You found 700 solutions... so far?

So what's the largest sum so far?

Would a sequence of the prime sums terminate?

:-)

No… I found 44442 solutions.
The highest one is:
11696519: {1299541, 1299653, 1299673, 1299553, 1299583, 1299637, 1299647, 1299601, 1299631};

If you are interested in the other solutions(with only consecutive primes(generating a sequence containing also all non-consecutive-prime solutions would take ages with brute force)) you can find a text document with all 44442 of them here

I don't think there would an end in the sequence. With infinitely many primes there should be a new number in the sequence when you search through enough primes.
However the sequence with consecutive primes only might end at some point, but it would certainly be after much more then 44442.

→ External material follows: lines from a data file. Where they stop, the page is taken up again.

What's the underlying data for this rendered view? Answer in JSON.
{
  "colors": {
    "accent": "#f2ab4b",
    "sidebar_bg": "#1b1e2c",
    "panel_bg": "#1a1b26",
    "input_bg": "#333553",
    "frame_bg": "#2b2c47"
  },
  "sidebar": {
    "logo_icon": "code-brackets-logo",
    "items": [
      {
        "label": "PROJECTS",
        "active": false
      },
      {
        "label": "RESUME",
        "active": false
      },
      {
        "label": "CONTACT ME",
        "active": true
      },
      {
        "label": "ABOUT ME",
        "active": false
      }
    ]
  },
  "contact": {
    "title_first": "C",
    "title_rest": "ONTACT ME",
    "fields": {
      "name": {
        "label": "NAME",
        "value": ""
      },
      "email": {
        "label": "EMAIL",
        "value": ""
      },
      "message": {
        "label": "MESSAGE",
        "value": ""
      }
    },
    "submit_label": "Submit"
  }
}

Update: I let the program run even further. I now got 351166 solutions.
The highest one is:
139372413: {15485807, 15485801, 15485857, 15485837, 15485773, 15485843, 15485849, 15485783, 15485863};

This starts to look like prime k-tuplets; in our case 9-tuplets.
I started reading on the concept of admissible 9-tuplets, and why some patterns are not admissible.

This is the fun of pushing what at first appears to be a silly puzzle ;-)

I made the problem up myself as I was teaching a small group how to solve the simpler problem of placing the numbers 1 to 9 in the same triangle. That puzzle has a neat insight that cuts the solutions down enormously.